# Challenge 3 | Optimize a Code With NumPy

As a computational scientist dealing with large data sets, you'll do a lot of coding, and potentially a lot of waiting. While that might leave you with some extra time to ponder the mysteries of the Universe (or take a nap), when you're waiting for results that could help you answer an important question that you've been mulling over for a while, you don't want to wait any longer than you have to. That's why you go beyond just getting your code to work properly, and strive to optimize it to run as quickly and intelligently as possible.

Something that’s extremely common in computational research in the physical sciences is having to compute different types of averages or other global properties of a system of particles, which requires you “loop” over lists/arrays, compute sums, etc. For example, in astrophysics, if you are simulating the evolution of a star cluster or a galaxy, you might do so by setting up a large number of “particles” (e.g., stars, or clumps of stars) and then evolving them according to the physics of the system. Periodically, you assess how the system is evolving by computing various global properties, such as the center of mass, in this example.

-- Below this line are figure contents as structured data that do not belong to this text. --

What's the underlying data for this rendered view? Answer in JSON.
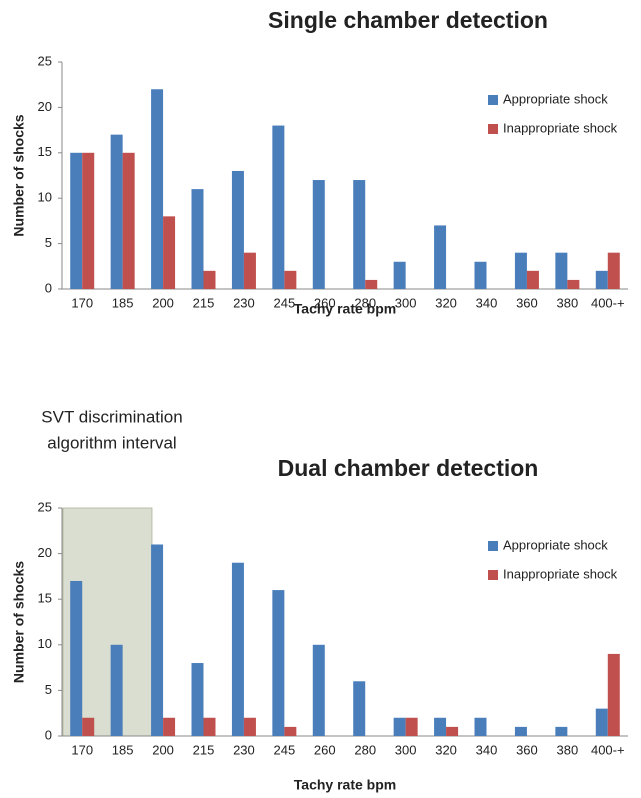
{
  "chart_data": [
    {
      "type": "bar",
      "title": "Single chamber detection",
      "x_label": "Tachy rate bpm",
      "y_label": "Number of shocks",
      "categories": [
        "170",
        "185",
        "200",
        "215",
        "230",
        "245",
        "260",
        "280",
        "300",
        "320",
        "340",
        "360",
        "380",
        "400-+"
      ],
      "series": [
        {
          "name": "Appropriate shock",
          "color": "#4a7ebb",
          "values": [
            15,
            17,
            22,
            11,
            13,
            18,
            12,
            12,
            3,
            7,
            3,
            4,
            4,
            2
          ]
        },
        {
          "name": "Inappropriate shock",
          "color": "#c0504d",
          "values": [
            15,
            15,
            8,
            2,
            4,
            2,
            0,
            1,
            0,
            0,
            0,
            2,
            1,
            4
          ]
        }
      ],
      "ylim": [
        0,
        25
      ],
      "yticks": [
        0,
        5,
        10,
        15,
        20,
        25
      ],
      "grid": false,
      "legend": "upper right"
    },
    {
      "type": "bar",
      "title": "Dual chamber detection",
      "x_label": "Tachy rate bpm",
      "y_label": "Number of shocks",
      "annotation": [
        "SVT discrimination",
        "algorithm interval"
      ],
      "categories": [
        "170",
        "185",
        "200",
        "215",
        "230",
        "245",
        "260",
        "280",
        "300",
        "320",
        "340",
        "360",
        "380",
        "400-+"
      ],
      "series": [
        {
          "name": "Appropriate shock",
          "color": "#4a7ebb",
          "values": [
            17,
            10,
            21,
            8,
            19,
            16,
            10,
            6,
            2,
            2,
            2,
            1,
            1,
            3
          ]
        },
        {
          "name": "Inappropriate shock",
          "color": "#c0504d",
          "values": [
            2,
            0,
            2,
            2,
            2,
            1,
            0,
            0,
            2,
            1,
            0,
            0,
            0,
            9
          ]
        }
      ],
      "ylim": [
        0,
        25
      ],
      "yticks": [
        0,
        5,
        10,
        15,
        20,
        25
      ],
      "grid": false,
      "legend": "upper right"
    }
  ]
}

There are faster and slower ways to do this, and slow can refer to how long it takes the scientist to program it, as well as how long it takes the computer to perform the calculations. Simulations like the one we described above typically include very large numbers of particles, up to millions or even billions, so computations that involve looping over all particles can quickly become a bottleneck for your code.

In this challenge, you'll explore this example of computing the center of mass of a system of particles in three dimensions. For a system of n particles, each described by their 3D position coordinates and mass, the center of mass, or COM, of the system can be computed with the following formula:

![title](formula.svg)

Here, $x_{cm}$ represents the x coordinate of the COM, and the other COM coordinates $y_{cm}$ and $z_{cm}$ can be computed with analogous equations.

__A version of this code is in the cell below - your job is to optimize it. __

After analyzing the code provided, follow the instructions below to optimize this code, which we recommend doing in different cells within the same notebook. Be sure to retain the original code for comparison later!

In [2]:
# Challenge Code: Version 1 (Original)
import random

# Set up initial system or particles
x, y, z, m = [], [], [], []
for i in range(1000000): 
    x.append(random.uniform(0,100))
    y.append(random.uniform(0,100))
    z.append(random.uniform(0,100))
    m.append(random.uniform(1,10))

#Calculate the COM of the system (writing as a function makes it easier to time it!)
def f1_calc_com(x, y, z, m): 
    xmsum = 0
    for j in range(len(x)):
        xmsum = xmsum + x[j]*m[j]    
    xcm = xmsum/sum(m) 

    ymsum = 0
    for j in range(len(y)):
        ymsum = ymsum + y[j]*m[j]    
    ycm = ymsum/sum(m) 
    
    zmsum = 0
    for j in range(len(z)):
        zmsum = zmsum + z[j]*m[j]    
    zcm = zmsum/sum(m) 
    
    return xcm, ycm, zcm

In [3]:
%timeit f1_calc_com(x, y, z, m)

287 ms ± 5.01 ms per loop (mean ± std. dev. of 7 runs, 1 loop each)


## Version 1: Keep the Python Lists

Modify the original code to make it run more efficiently in the cell below, but without changing the Python lists to NumPy arrays.

__Tips:__

> - Consider whether there's a more efficient way to set up the initial conditions (using list comprehension)<br>
> - See if it's possible to reduce the amount of looping required<br>
> - Look for any unnecessary or repeated calculations that can be removed<br>
> - Check for alternative ways that certain calculations could be done more efficiently

## Version 2: Convert Python Lists to NumPy Arrays

Use what you've learned about the ease (and efficiency) of working with NumPy arrays to re-calculate the center of mass in a more efficient way. For now, you can start with the Python lists already created (for x, y, z and m), and then proceed as follows:

> - Convert these lists of random numbers to NumPy arrays (you can use asarray)<br>
> - Drop the for loops - you can calculate xcm, ycm, and zcm each with just a single line of code!<br>

## Time It!

Time both versions of your new code in the cell below to verify that NumPy arrays are the way to go when optimizing code!